Life Science and Medical News from Around the Globe
With Systemic Administration in Animal Models, Common Topical Drugs for Athlete’s Foot and Eczema Both Stimulate Body’s Own Stem Cells to Replace Brain Cells Lost in Multiple Sclerosis and Enhance Remyelination
A pair of topical medicines already alleviating skin conditions each may prove to have another, even more compelling use: instructing stem cells in the brain to reverse damage caused by multiple sclerosis. Led by researchers at Case Western Reserve School of Medicine, a multi-institutional team used a new discovery approach to identify drugs that could activate mouse and human brain stem cells in the laboratory. The two most potent drugs - one that currently treats athlete's foot (miconazole), and the other (clobetasol), eczema - were capable of stimulating the regeneration of damaged brain cells and reversing paralysis when administered systemically to animal models of multiple sclerosis. The results were published online on Monday, April 20, in Nature. The article is titled “Drug-Based Modulation of Endogenous Stem Cells Promotes Functional Remyelination in Vivo.” "We know that there are stem cells throughout the adult nervous system that are capable of repairing the damage caused by multiple sclerosis, but until now, we had no way to direct them to act," said Paul Tesar, Ph.D., the Dr.

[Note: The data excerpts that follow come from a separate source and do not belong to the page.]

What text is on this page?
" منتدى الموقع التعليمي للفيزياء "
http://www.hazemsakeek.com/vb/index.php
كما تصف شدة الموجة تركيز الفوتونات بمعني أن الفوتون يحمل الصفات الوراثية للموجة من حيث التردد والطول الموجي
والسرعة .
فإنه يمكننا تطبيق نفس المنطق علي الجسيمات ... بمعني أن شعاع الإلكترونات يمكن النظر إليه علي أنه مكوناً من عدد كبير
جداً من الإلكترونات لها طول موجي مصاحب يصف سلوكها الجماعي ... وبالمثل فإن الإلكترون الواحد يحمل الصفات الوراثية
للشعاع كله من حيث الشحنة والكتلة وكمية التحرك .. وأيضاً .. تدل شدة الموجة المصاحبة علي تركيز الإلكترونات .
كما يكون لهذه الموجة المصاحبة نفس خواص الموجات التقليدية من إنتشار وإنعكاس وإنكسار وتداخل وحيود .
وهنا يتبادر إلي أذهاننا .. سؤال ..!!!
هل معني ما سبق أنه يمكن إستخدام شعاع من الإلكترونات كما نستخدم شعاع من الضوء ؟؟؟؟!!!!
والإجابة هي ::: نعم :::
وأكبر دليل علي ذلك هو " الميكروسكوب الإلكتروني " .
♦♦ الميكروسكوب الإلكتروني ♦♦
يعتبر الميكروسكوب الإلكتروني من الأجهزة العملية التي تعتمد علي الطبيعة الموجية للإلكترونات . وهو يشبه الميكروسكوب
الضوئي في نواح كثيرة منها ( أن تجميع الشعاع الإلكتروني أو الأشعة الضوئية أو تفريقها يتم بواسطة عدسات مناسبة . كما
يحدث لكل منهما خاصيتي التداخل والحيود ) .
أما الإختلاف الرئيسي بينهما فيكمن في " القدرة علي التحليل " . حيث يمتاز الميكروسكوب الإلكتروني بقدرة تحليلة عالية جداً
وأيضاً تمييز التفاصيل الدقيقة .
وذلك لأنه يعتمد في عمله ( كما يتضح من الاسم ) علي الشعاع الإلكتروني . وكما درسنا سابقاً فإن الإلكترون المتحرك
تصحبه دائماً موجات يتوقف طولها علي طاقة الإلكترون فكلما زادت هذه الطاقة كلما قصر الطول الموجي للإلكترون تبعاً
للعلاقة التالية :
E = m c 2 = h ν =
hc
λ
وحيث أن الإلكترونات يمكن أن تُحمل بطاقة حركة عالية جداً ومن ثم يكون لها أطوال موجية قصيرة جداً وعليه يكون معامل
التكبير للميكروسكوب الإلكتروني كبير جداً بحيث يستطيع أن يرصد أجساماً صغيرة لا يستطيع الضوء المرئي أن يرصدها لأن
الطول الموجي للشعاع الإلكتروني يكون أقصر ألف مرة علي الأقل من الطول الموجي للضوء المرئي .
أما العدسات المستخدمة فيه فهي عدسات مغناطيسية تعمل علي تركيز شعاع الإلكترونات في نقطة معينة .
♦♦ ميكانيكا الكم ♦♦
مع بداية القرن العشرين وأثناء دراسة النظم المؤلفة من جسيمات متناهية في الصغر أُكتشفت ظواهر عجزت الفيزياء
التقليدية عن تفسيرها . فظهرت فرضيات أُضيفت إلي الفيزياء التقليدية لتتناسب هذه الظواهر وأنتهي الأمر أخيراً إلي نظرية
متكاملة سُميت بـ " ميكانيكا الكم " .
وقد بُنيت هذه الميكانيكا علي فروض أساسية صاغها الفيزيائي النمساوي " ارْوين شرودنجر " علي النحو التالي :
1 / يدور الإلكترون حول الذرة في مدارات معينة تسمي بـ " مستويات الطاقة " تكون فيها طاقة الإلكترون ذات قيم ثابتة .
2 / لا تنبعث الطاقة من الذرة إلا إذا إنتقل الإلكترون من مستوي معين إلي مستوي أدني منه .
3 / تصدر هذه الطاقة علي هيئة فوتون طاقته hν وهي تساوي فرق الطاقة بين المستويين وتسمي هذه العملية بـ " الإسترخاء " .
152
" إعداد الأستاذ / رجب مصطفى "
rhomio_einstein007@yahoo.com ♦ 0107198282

Donald and Ruth Weber Goodman Professor of Innovative Therapeutics, and Associate Professor in the Department of Genetics & Genome Sciences at the Case Western Reserve School of Medicine. "Our approach was to find drugs that could catalyze the body's own stem cells to replace the cells lost in multiple sclerosis." The findings mark the most promising developments to date in efforts to help the millions of people around the world who suffer from multiple sclerosis. The disease is the most common chronic neurological disorder among young adults, and results from aberrant immune cells destroying the protective coating, called myelin, around nerve cells in the brain and spinal cord.